Don’t forget your body

Your body needs some love too, as it will be clogged with sweat just like your face.

"If you have sensitive or oily skin, it’s important to use a shower wash that will moisturise and soothe, with active ingredients like Aloe Vera, Vitamin B5 and oatmeal," Dr Armour said.

She likes Cetaphil Ultra Gentle Body Wash to ensure that the skin’s oil is replenished and not stripped away.

Beauty bootcamp: tip #4

Get oiled up

Jill Wilson from skincare brand RosehipPLUS wants us to consider using an oil post-workout, even though our skin might still be a tad hot and sweaty.

According to Wilson, a pure and natural, cold pressed rosehip oil is one of the best, most efficient and natural ways to replace the skin's moisture lost during exercise -- aside from drinking water.

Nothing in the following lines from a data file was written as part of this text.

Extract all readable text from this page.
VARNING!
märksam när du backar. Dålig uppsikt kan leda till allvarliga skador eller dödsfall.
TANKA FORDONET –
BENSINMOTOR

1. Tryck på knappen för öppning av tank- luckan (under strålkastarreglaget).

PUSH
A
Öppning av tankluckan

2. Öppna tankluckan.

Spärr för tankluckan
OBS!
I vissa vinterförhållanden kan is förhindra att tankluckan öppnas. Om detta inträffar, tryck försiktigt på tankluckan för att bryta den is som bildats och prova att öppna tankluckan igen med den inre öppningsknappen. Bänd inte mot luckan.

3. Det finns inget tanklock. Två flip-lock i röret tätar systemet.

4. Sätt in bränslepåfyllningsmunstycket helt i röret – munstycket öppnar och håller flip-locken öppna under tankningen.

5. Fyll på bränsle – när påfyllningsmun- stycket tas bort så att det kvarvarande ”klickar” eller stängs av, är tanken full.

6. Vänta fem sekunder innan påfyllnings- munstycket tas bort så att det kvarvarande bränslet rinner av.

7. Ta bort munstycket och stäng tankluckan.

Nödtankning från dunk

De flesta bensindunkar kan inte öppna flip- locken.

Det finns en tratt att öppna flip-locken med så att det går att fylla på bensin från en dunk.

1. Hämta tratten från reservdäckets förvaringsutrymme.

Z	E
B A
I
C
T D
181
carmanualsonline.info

"It not only helps to reduce the redness in the skin -- which we all get when working out -- but will replace lost moisture and hydrate the skin leaving it feeling comfortable and soft," Wilson told 10 daily.

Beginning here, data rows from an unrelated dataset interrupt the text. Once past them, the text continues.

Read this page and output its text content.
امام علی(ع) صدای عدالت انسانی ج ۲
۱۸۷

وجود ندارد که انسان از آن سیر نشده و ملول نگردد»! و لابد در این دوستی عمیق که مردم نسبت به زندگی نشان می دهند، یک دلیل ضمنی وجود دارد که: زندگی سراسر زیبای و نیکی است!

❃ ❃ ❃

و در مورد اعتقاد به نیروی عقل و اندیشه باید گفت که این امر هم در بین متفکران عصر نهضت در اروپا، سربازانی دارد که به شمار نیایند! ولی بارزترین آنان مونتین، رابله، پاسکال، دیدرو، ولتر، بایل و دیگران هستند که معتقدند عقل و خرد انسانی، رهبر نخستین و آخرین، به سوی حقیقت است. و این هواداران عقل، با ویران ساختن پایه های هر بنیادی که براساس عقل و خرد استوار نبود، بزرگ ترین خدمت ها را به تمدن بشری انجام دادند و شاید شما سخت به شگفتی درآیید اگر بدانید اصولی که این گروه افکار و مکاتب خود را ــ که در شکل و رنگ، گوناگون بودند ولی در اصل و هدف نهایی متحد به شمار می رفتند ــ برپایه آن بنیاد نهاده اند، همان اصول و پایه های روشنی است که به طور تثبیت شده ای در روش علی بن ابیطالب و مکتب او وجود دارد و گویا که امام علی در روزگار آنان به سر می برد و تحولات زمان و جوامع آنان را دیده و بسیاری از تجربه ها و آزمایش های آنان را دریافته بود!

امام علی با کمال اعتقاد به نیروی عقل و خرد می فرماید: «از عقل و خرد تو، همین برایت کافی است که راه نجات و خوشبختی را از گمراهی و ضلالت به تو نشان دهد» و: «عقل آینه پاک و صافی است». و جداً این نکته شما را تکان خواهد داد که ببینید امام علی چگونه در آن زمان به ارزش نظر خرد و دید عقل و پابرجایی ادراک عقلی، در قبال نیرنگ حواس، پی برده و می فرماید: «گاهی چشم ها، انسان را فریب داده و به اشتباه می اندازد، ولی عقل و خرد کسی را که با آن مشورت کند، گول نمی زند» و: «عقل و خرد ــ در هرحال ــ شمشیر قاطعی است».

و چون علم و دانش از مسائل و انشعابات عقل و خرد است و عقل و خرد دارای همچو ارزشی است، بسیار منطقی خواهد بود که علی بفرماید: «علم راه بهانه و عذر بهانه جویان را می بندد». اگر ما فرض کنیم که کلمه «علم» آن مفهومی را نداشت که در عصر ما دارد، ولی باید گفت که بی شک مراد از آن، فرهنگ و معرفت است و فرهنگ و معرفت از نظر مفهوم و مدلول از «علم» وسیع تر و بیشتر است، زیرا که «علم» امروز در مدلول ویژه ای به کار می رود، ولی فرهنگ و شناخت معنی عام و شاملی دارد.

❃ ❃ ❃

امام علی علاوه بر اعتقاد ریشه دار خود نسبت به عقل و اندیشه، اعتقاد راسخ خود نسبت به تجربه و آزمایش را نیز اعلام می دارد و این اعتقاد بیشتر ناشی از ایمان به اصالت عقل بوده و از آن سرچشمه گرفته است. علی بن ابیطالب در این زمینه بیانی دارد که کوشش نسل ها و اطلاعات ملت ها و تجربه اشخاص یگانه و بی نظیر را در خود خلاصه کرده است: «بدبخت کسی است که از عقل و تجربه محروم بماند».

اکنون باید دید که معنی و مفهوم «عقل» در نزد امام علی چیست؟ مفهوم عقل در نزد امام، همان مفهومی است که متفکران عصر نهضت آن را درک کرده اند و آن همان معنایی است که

"It will balance the skin tone and feed the skin with an abundance of vitamins and minerals, leaving the skin nourished!"

She suggests applying two to three drops all over your face and neck -- "Feel free to apply on the body too, your skin will love you for it!" -- after showering while the skin is damp.

Beauty bootcamp: tip #5

A quick change

If you can't hit the showers right away, then the next best thing is to strip off. No, really.

"Even if you are short on time, it’s super important to remove any wet clothing like tops, socks and bras as soon as possible," Dr Armous told 10 daily.

It sounds gross but it's the truth -- wearing your sweaty gym gear for coffee after class can trap moisture and promote the growth of yeast, fungi, and bacteria.

That's a big old recipe for breakouts or skin infections, or a flare of pre-existing skin conditions such as eczema.

In those situations, it's best to pack a fresh change of clothes until you can lather up.